CSP: Broad Street Interchange

Summary of Study Challenges

  • Minimize the impact to existing rail lines and FDR Park
  • Understand that much of the land surrounding the interchange is within the 100-year floodplain
  • Support the economic development of the Navy Yard by increasing the interchange capacity, identifying new access points, and promoting improved multi-modal access
  • Maintain the exit circulation in the Stadium District
  • Connection to Terminal Avenue creates operational issues at the Broad Street interchange

Interchange: Design Concepts

Three different levels of design concepts were developed for the Broad Street Interchange that balance the study’s needs, the extent of potential impacts, and potential costs.

We have defined each design concept of LOW, MEDIUM, and HIGH.

Each design concept presents a different solution and potential tradeoffs on the surrounding safety, traffic, connectivity, multimodal services, and socioeconomic, cultural, and natural resources.

Video of Design Concepts

Broad Street Interchange: Low Impact Design Concept

Broad Street Interchange: Medium Impact Design Concept

Broad Street Interchange: High Impact Design Concept

Impacts on Safety and Congestion

Safety Challenges

  • Shoulder Widths: Existing shoulder widths are below modern safety design standards.
  • Merging Lanes: The length of ramp merging lanes is below modern safety design standards. These conditions impact safety in the corridor.

Congestion Challenges

  • Highway Lanes: Traffic analysis indicates that congestion will increase by 2045 along the stretch of I-95 between the Broad Street and Walt Whitman Interchanges if the highway is left in its current configuration, particularly affecting the Navy Yard, PhilaPort, and event traffic.
  • Broad Street Exit: Traffic analysis indicates that congestion will increase by 2045 at Broad Street Exit if the highway is left in its current configuration. Specifically, the northbound I-95 off-ramp to Broad Street is a challenge. Traffic trying to reach the Navy Yard is currently required to U-turn on Broad Street after existing I-95.
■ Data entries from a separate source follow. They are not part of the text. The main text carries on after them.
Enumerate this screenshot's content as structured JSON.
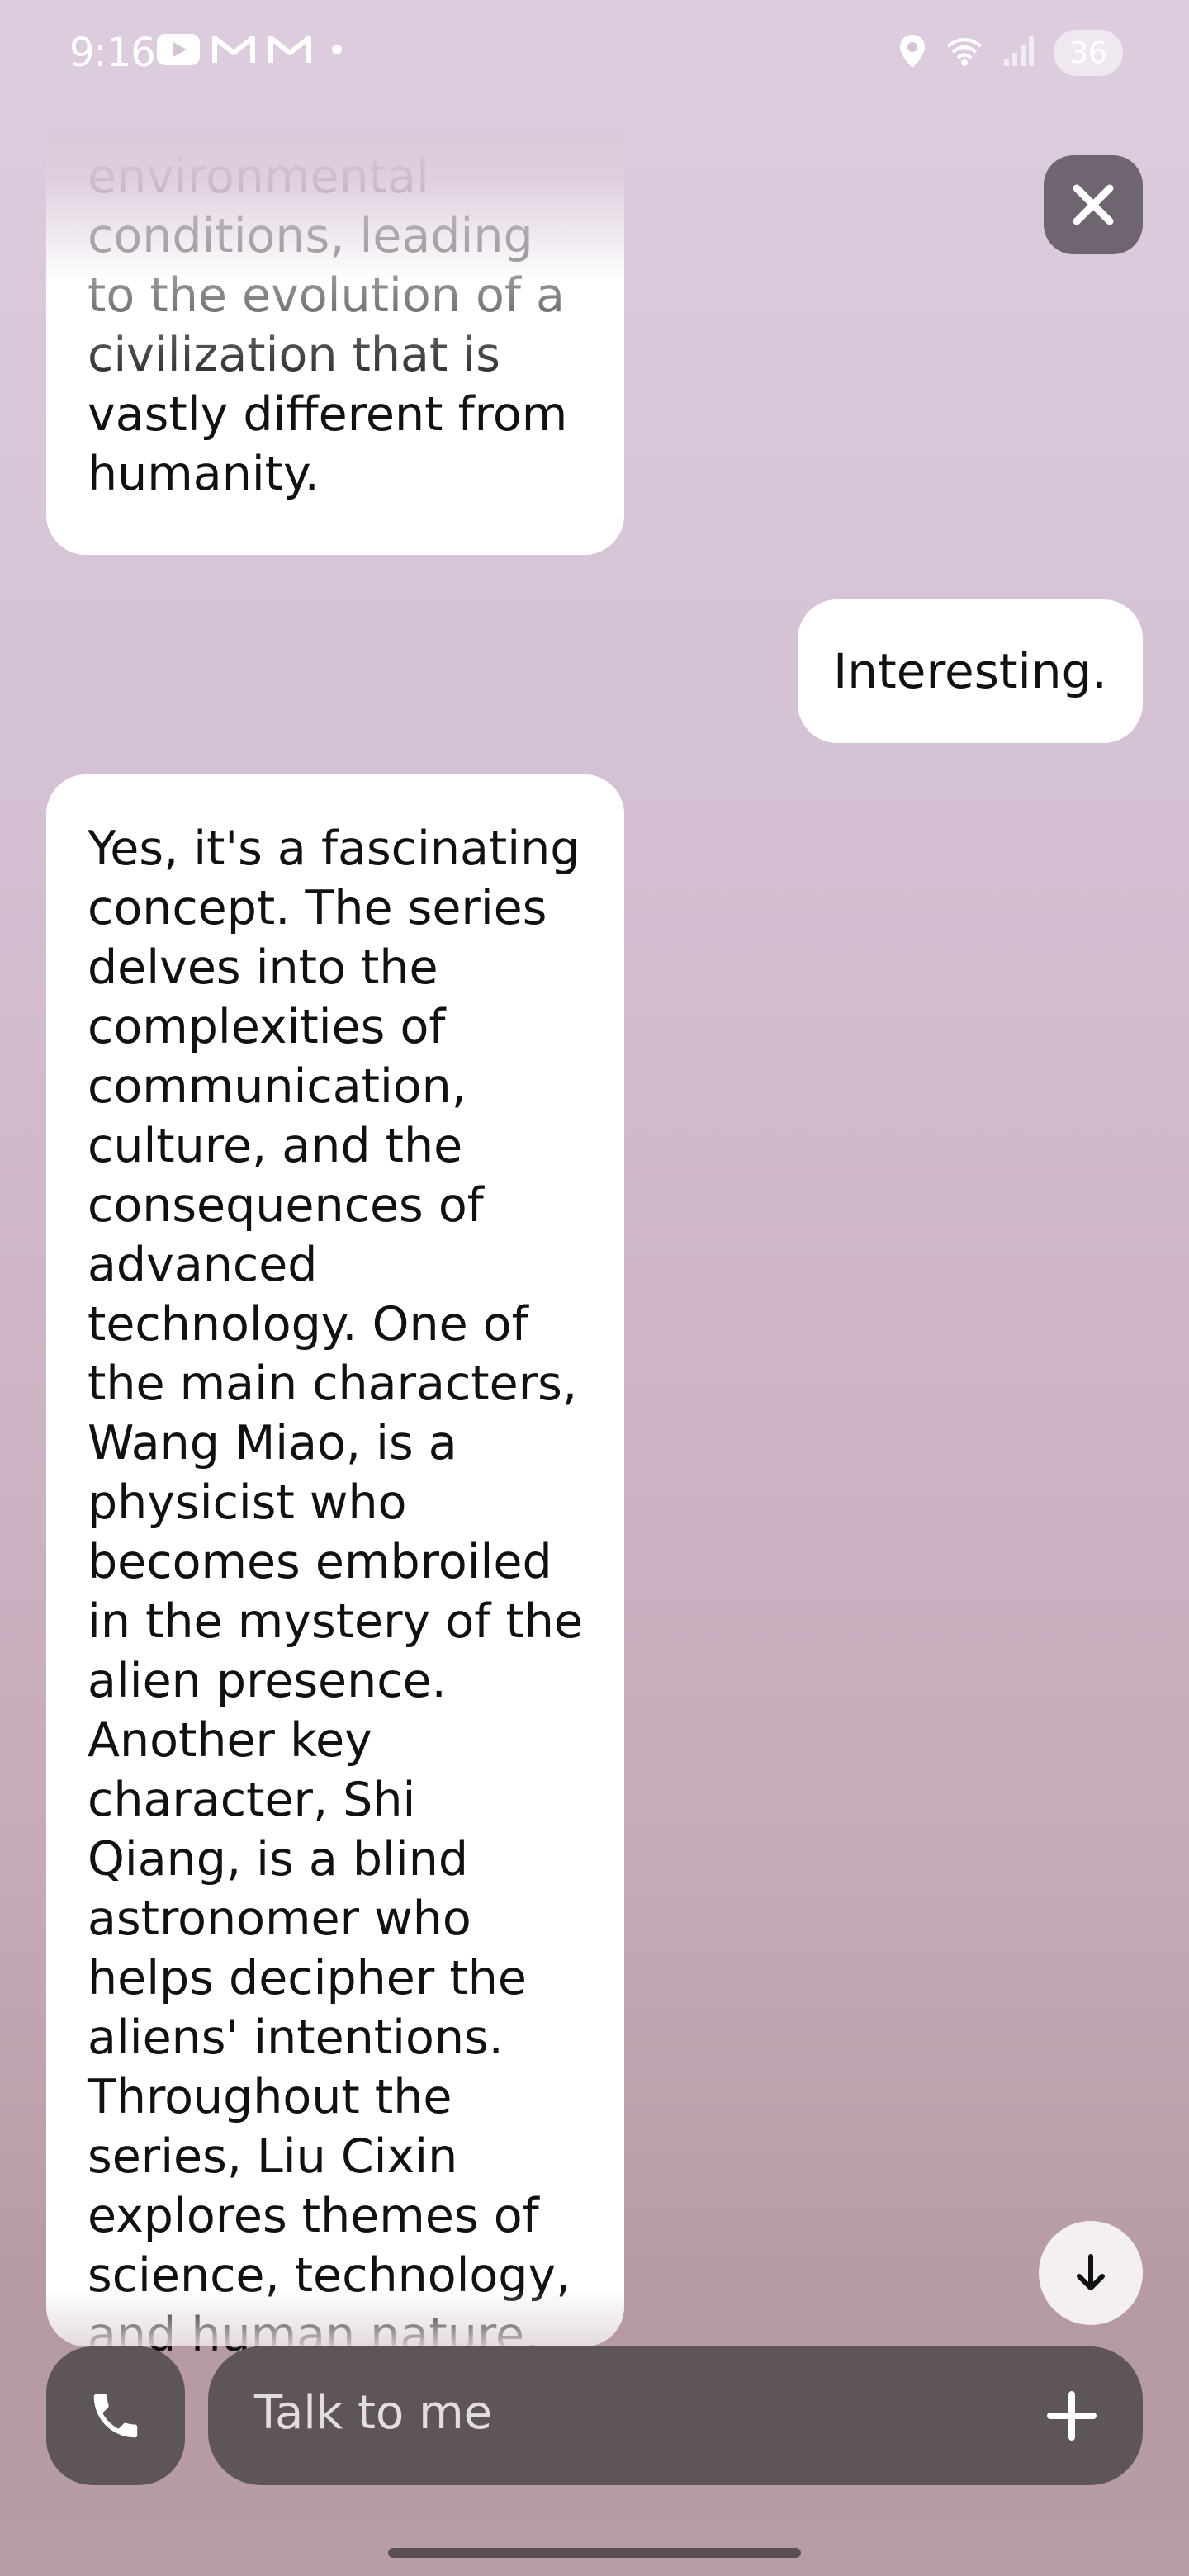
{
  "status_bar": {
    "time": "9:16",
    "left_icons": [
      "youtube-icon",
      "gmail-icon",
      "gmail-icon",
      "dot-icon"
    ],
    "right_icons": [
      "location-icon",
      "wifi-icon",
      "signal-icon"
    ],
    "battery": "36"
  },
  "chat": {
    "messages": [
      {
        "role": "assistant",
        "text": "environmental conditions, leading to the evolution of a civilization that is vastly different from humanity."
      },
      {
        "role": "user",
        "text": "Interesting."
      },
      {
        "role": "assistant",
        "text": "Yes, it's a fascinating concept. The series delves into the complexities of communication, culture, and the consequences of advanced technology. One of the main characters, Wang Miao, is a physicist who becomes embroiled in the mystery of the alien presence. Another key character, Shi Qiang, is a blind astronomer who helps decipher the aliens' intentions. Throughout the series, Liu Cixin explores themes of science, technology, and human nature."
      }
    ]
  },
  "input": {
    "placeholder": "Talk to me"
  },
  "icons": {
    "close": "close-icon",
    "scroll_down": "arrow-down-icon",
    "call": "phone-icon",
    "add": "plus-icon"
  },
  "colors": {
    "bubble": "#ffffff",
    "input_bar": "#5e5558",
    "close_button": "#6f6570"
  }
}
Connectivity and Multimodal Services

Connectivity Challenges

  • Broad Street Interchange: As the primary entrance to the Navy Yard, the capacity of the Broad Street Interchange potentially limits future expansion.
  • Additional Access: Existing connections to PhilaPort and the Stadium District are also limited in capacity as development and vehicle demands increase.

Multimodal Challenges

  • Pedestrian/Bicycle: Limited through streets and existing highway ramps hinder safe access for pedestrians and bikes on Front and 7th streets.
  • Freight Movement: Higher than average percentage of trucks and freight traffic due to the proximity to PhilaPort and other industrial uses.
  • Transit: Lack of dedicated transit lanes forces transit to share roadway with all vehicles and limits access to the Navy Yard.

Socioeconomic, Cultural, Natural Resources

Socioeconomic Challenges

  • Economic Growth: The Navy Yard, PhilaPort, and Stadium District are regionally significant economic drivers that have planned growth that will impact traffic needs.

Cultural Challenges

  • FDR Park: FDR Park was added to the National Register of Historic Places in 2000 and has recently completed a master plan to reimagine the historic Olmstead-designed park.

Natural Resource Challenges

  • FDR Park: Proximity of FDR Park to the Broad Street Interchange.
  • Floodplains/Emergency Management: Land adjacent to the Broad Street Interchange is in the 100-year floodplain and susceptible to flooding during major storm events.